Greenberg was born in Horoshen, Russia, and came to the United States at age 4. He studied at the University of Minnesota and graduated from City College of New York in 1922. He was ordained at the seminary in 1925 and was a member of the first class of the Hebrew University in Jerusalem that same year. He received his Ph.D. from Dropsie College in 1932

Greenberg joined the faculty of the Jewish Theological Seminary in 1932 and became vice chancellor in 1957. He held the post until 1986. He became known as an institution builder and a leading spokesman for Conservative Judaism. Greenberg, with Mordecai Kaplan helped found the University of Judaism (now the American Jewish University) at Los Angeles, at the time, a branch of the seminary, in 1958, serving as its first President until 1963.

Greenberg served as rabbi of Har Zion Temple in Philadelphia, one of the leading synagogues of the Conservative movement, from 1925 to 1951. During that time, he was also adviser to Jewish students at the University of Pennsylvania and Temple University. he also was instrumental in founding the Akiva Day school in Philadelphia.

From 1950 to 1953, he was executive director of the United Synagogue of America, the national organization of Conservative congregations, from his perspective Conservative Judaism representing the vibrant center between the Orthodox and Reform movements in the Jewish religion.

"Protest again the excesses of the Reform Jewish School was the immediate cause which brought into being the Conservative Movement. But the founders of Historical Judaism were not interested merely in preserving Judaism as they had received it from their immediate fathers.
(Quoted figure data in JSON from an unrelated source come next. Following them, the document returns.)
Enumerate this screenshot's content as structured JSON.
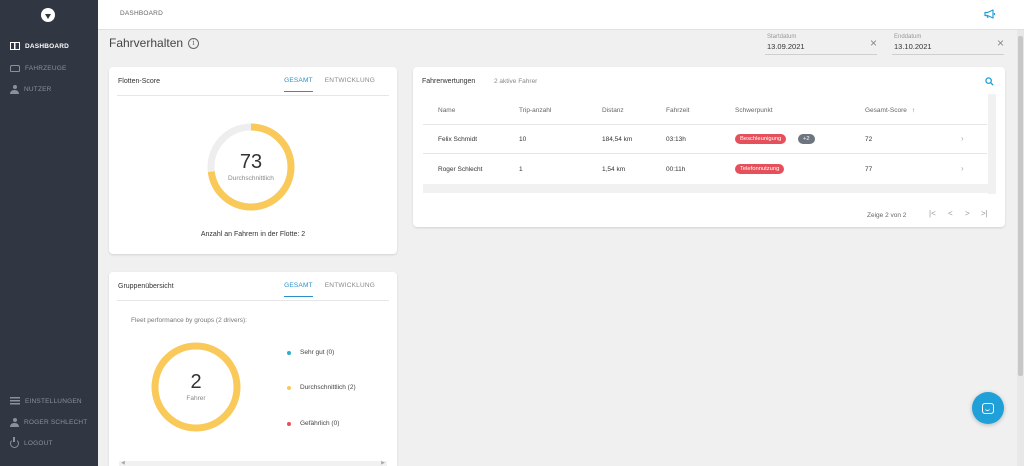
{
  "sidebar": {
    "items": [
      {
        "label": "DASHBOARD",
        "icon": "dashboard-icon"
      },
      {
        "label": "FAHRZEUGE",
        "icon": "car-icon"
      },
      {
        "label": "NUTZER",
        "icon": "user-icon"
      }
    ],
    "bottom_items": [
      {
        "label": "EINSTELLUNGEN",
        "icon": "settings-icon"
      },
      {
        "label": "ROGER SCHLECHT",
        "icon": "user-icon"
      },
      {
        "label": "LOGOUT",
        "icon": "logout-icon"
      }
    ]
  },
  "topbar": {
    "breadcrumb": "DASHBOARD",
    "announce_icon": "megaphone-icon"
  },
  "page": {
    "title": "Fahrverhalten",
    "info_icon": "info-icon"
  },
  "dates": {
    "start": {
      "label": "Startdatum",
      "value": "13.09.2021"
    },
    "end": {
      "label": "Enddatum",
      "value": "13.10.2021"
    },
    "clear_glyph": "×"
  },
  "fleet_score": {
    "title": "Flotten-Score",
    "tabs": [
      "GESAMT",
      "ENTWICKLUNG"
    ],
    "active_tab": 0,
    "score": "73",
    "score_label": "Durchschnittlich",
    "score_fraction": 0.73,
    "caption": "Anzahl an Fahrern in der Flotte: 2",
    "colors": {
      "arc": "#f9c95a",
      "track": "#eeeeee"
    }
  },
  "group_overview": {
    "title": "Gruppenübersicht",
    "tabs": [
      "GESAMT",
      "ENTWICKLUNG"
    ],
    "active_tab": 0,
    "description": "Fleet performance by groups (2 drivers):",
    "total": "2",
    "total_label": "Fahrer",
    "legend": [
      {
        "label": "Sehr gut (0)",
        "color": "#29b0c9"
      },
      {
        "label": "Durchschnittlich (2)",
        "color": "#f9c95a"
      },
      {
        "label": "Gefährlich (0)",
        "color": "#e5505b"
      }
    ]
  },
  "driver_ratings": {
    "title": "Fahrerwertungen",
    "subtitle": "2 aktive Fahrer",
    "columns": [
      "Name",
      "Trip-anzahl",
      "Distanz",
      "Fahrzeit",
      "Schwerpunkt",
      "Gesamt-Score"
    ],
    "sort_indicator": "↑",
    "rows": [
      {
        "name": "Felix Schmidt",
        "trips": "10",
        "distance": "184,54 km",
        "time": "03:13h",
        "focus": "Beschleunigung",
        "extra": "+2",
        "score": "72"
      },
      {
        "name": "Roger Schlecht",
        "trips": "1",
        "distance": "1,54 km",
        "time": "00:11h",
        "focus": "Telefonnutzung",
        "extra": "",
        "score": "77"
      }
    ],
    "pager_text": "Zeige 2 von 2",
    "pager_glyphs": {
      "first": "|<",
      "prev": "<",
      "next": ">",
      "last": ">|"
    }
  },
  "chat": {
    "icon": "chat-icon"
  }
}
They knew that no living organism can develop normally if it breaks sharply, complete and suddenly with its own past. Hence, they sought to guide Jewish life in a manner that would effect the necessary changes without destroying or impairing the essential continuity of Judaism in all of its phases. They looked upon a knowledge of history as indispensable for the achievement of this continuity within change or change within continuity."

Greenberg argued that Jewish law is divine while simultaneously showing that Judaism is pluralistic.

At the organizations's biennial conference in 1950, Dr. Greenberg forcefully denounced the McCarran Internal Security Act of 1950 as a threat to civil liberties and persuaded the delegates to demand its repeal. He was a chairman of the executive committee of the Jewish Agency and the World Zionist Organization of America from 1963 to 1968.

He died in Jerusalem at 92.

His children include Moshe Greenberg, the biblical scholar

Works

"Living as a Jew Today" (Behrman, 1940),

"Foundations of a Faith" (Burning Bush Press, 1967), "

The Ethical in the Jewish and American Heritage" (Jewish Theological Seminary, 1977)

"A Jewish Philosophy and Pattern of Life" (Jewish Theological Seminary, 1981).

He edited "The Ordination of Women as Rabbis," a collection of articles, in 1988.